Global computer networks are immensely beneficial to many users but they also can be immensely difficult for network administrators. Running a modern data network – with thousands of computers spread across a wide area – requires juggling myriad systems including power regulation, maintenance and traffic management, not to mention security.
To meet the increasing needs of ever-expanding systems, researchers at Princeton and Microsoft have created an automated system that manages the network’s needs. Called Statesman, the new system acts like an air traffic controller for large computer networks: it constantly monitors the needs of the system and coordinates actions of other systems involved in maintenance and operations.
“Companies that run these large clouds have a scale problem,” said Jennifer Rexford, the Gordon Y.S. Wu Professor in Engineering and one of the developers of Statesman. “The size of the networks keeps getting bigger and bigger.”
Working with the networking team at Microsoft’s Azure network, Rexford and graduate student Peng Sun set out to create a network management system that is reliable, adaptable and requires little or no human intervention. In order to manage multiple tasks that are running independently – running things like power management and network traffic – the team created three states in a network: an observed state; a proposed state; and a target state. The Statesman program maintains a current view of a network, which is the observed state, and is also responsible for updating the network to a desired target state.
Lihua Yuan, a principal engineer with Microsoft, said that another challenge for engineers was developing a system that could easily change as the network changed and also could eliminate errors that would cause problems for users.
“It needs to scale really well, and it also needs to be failure proof,” he said. Yuan said that his engineering team constantly tested the system as it was developed and also ensured that the Statesman could be paused at any moment without causing problems for the underlying network.
Yuan described Statesman as a “gatekeeper – keeping watch over the network and taking action to resolve possible conflicts. When a subordinate system wants to make a change in the network – say a traffic management system wants to send data requests to a different group of servers on the network – it develops a proposed state and sends this to Statesman. Statesman compares the proposed state to other changes proposed by other programs and uses a set of rules to determine whether the change can be allowed. If, for example, the traffic manager wanted to use servers that a power management system needed to take offline, the traffic request would be denied.

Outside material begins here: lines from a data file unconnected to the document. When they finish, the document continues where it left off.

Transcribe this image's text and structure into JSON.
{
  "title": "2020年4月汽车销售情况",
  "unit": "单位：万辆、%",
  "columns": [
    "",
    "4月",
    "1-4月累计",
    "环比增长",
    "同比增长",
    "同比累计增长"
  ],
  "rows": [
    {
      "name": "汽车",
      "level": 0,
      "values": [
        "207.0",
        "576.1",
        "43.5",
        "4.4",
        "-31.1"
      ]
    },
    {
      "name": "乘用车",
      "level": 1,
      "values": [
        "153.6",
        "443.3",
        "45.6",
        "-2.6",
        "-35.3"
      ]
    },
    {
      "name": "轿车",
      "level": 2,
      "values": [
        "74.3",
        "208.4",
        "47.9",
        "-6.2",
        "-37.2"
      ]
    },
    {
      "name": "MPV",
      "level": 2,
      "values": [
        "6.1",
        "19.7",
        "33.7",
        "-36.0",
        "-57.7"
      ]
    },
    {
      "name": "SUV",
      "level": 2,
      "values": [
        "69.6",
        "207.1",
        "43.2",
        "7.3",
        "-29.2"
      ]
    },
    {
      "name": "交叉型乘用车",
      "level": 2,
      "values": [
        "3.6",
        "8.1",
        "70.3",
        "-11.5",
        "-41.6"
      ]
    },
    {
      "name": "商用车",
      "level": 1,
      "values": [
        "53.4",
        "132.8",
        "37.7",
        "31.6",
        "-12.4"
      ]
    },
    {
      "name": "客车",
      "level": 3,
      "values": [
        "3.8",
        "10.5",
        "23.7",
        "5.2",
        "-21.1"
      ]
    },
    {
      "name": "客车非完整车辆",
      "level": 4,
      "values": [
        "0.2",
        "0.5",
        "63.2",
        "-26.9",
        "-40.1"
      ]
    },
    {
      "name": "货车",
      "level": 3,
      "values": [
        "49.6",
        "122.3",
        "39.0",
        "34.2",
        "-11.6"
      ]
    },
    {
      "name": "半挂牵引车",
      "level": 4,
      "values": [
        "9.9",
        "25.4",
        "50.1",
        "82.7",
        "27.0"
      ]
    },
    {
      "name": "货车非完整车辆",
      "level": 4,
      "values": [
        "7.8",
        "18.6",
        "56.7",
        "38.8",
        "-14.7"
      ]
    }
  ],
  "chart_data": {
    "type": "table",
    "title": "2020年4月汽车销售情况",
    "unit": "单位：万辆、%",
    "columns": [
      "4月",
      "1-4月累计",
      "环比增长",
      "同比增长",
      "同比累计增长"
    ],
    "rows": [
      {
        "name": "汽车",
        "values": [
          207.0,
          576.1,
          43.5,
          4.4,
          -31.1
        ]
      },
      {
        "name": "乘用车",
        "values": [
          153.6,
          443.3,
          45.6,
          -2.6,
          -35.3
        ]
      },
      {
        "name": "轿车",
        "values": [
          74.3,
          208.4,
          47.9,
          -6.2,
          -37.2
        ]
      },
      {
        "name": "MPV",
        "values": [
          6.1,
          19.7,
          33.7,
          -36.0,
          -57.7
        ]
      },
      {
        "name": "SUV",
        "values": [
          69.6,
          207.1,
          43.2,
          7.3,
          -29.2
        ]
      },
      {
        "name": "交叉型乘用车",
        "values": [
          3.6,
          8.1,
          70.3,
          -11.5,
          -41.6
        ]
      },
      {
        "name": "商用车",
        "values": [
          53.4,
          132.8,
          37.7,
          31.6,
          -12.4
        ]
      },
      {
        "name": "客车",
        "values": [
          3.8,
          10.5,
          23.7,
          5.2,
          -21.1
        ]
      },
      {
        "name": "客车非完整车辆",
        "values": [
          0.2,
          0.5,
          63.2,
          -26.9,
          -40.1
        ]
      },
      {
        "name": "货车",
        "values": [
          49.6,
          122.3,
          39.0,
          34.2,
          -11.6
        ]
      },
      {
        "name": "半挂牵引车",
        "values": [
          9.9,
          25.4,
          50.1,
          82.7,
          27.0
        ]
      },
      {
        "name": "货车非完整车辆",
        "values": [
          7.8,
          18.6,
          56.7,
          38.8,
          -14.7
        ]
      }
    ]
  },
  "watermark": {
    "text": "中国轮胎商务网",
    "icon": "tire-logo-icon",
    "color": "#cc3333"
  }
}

“We wanted a system that could manage very large-scale infrastructure automatically and handle conflict and safety issues on its own,” Sun said. “It is not a prototype. It was built for use from day one.”
Statesman began operating in Microsoft data centers last October. The researchers presented the project at the SIGCOMM conference in Chicago last August. Besides Rexford, Sun and Yuan, researchers included Ahsan Arefin, Ratul Mahajan, and Ming Zhang of Microsoft.